Even our politicians and education experts do not question why there are no white teachers in township schools. By failing to do so, they celebrate the effects of separate development, and the inherent contradictions of the rainbow nation.

White teachers tend to judge black teachers in township schools by a low pass rate and poor results that pupils produce, even though these are caused by socio-economic factors.

Is white supremacy not willing to acknowledge and associate itself with the inefficiencies within most township schools that it had a significant part in creating?

The process of “othering” still exists. White schools are associated with success, and black schools are a symbol of failure. Distributing tablets, laptops and fancy “smartboards” to township and rural schools will not change this.

The contradictions of the foundations of our democracy must be exposed. It seems like the only people who experience the benefits of racial integration are those in affluent areas.
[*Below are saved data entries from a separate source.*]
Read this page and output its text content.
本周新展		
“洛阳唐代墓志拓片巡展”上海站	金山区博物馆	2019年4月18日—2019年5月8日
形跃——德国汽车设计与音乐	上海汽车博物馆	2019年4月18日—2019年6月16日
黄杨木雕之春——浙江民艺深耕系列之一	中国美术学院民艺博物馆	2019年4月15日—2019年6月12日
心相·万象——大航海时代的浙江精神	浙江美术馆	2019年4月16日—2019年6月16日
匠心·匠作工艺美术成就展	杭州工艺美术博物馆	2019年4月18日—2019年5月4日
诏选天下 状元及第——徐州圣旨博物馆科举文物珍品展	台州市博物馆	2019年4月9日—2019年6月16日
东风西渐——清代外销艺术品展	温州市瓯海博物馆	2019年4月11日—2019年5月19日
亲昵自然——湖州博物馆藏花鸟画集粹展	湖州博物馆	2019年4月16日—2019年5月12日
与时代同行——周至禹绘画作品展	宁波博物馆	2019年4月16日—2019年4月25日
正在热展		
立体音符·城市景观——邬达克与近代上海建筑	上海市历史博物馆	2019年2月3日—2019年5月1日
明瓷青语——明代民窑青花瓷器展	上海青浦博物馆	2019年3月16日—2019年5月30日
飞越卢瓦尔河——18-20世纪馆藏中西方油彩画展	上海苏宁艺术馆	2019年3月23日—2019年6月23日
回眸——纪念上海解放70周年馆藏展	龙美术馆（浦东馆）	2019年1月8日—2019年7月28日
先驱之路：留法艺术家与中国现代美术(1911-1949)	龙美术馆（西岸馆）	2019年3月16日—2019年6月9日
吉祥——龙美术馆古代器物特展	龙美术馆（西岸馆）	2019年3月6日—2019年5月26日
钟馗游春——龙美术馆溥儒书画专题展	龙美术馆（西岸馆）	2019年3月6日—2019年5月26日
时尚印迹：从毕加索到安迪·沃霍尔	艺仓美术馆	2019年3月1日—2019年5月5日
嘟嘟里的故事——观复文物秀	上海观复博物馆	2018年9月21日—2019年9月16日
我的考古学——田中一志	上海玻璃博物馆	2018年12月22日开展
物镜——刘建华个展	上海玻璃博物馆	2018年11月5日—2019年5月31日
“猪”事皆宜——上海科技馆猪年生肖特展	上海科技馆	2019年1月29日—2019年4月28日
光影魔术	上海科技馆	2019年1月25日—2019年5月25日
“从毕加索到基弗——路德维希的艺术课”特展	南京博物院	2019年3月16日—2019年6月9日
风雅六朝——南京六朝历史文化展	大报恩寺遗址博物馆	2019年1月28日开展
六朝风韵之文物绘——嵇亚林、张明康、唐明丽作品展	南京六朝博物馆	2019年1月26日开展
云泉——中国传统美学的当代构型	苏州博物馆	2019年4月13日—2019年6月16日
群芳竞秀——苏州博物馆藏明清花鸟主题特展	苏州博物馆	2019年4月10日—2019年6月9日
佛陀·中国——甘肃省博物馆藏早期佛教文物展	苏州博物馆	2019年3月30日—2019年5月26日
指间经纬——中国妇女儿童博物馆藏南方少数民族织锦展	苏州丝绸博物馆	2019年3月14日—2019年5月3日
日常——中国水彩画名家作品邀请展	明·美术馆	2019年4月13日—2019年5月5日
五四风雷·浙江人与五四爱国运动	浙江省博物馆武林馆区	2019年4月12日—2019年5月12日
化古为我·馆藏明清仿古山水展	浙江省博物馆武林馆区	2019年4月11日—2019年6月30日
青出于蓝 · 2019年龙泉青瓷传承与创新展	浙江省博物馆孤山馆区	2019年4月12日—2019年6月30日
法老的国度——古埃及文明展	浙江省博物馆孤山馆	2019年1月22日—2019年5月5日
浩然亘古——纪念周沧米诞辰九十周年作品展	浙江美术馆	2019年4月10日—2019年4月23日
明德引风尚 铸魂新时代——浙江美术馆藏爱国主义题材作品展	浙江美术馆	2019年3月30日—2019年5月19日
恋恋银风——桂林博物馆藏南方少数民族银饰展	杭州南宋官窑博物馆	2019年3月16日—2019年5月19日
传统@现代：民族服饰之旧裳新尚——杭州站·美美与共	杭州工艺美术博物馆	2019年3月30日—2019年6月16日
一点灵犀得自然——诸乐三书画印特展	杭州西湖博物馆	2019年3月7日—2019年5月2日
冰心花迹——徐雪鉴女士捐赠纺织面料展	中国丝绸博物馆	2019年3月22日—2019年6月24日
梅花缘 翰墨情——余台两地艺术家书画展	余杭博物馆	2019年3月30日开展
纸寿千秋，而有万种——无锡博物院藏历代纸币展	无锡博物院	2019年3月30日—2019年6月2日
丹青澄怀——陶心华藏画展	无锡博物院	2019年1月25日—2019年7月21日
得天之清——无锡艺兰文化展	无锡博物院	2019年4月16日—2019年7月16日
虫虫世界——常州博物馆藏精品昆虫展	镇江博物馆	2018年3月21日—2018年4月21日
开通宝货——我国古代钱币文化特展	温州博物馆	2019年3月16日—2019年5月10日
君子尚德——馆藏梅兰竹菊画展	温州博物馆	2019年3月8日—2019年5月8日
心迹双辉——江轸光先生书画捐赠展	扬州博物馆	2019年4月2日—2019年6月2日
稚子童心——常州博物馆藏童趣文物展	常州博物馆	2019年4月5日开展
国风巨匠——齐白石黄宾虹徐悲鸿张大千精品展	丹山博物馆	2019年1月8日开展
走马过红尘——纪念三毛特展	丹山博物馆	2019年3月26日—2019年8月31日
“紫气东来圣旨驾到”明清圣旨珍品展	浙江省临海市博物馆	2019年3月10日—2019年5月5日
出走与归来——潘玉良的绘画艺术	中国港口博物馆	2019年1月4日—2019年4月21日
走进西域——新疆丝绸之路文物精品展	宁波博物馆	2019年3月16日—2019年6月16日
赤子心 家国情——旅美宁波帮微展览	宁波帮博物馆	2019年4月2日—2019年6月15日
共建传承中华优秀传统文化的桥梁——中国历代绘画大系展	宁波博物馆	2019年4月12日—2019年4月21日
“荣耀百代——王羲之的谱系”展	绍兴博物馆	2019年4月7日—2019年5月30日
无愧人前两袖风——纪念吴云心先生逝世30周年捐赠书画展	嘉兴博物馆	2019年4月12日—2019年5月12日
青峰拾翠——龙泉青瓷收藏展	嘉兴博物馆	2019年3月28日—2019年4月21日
We see the so-called rainbow nation between white and black neighbours in places like Sandton, but we are still to see white teachers in black townships.

Having white teachers in township schools does not mean that black teachers are not good enough. It would mean that this is a real rainbow nation.

In tertiary institutions, we should be expecting a system where students who are studying education will be exposed to all quintiles: schools in rural areas, schools in the townships, and to former Model-C schools – in order to gain an authentic teaching experience.

Nelson Mandela reminded us: “Education is the great engine of personal development. It is through education that the daughter of a peasant can become a doctor, that the son of a mineworker can become the head of the mine, that a child of farmworkers can become the president of a great nation.”

* Bhekithemba Mbatha holds a degree in international relations from Wits, and is studying law. He writes as a concerned South African.

** The views expressed here are not necessarily those of Independent Media.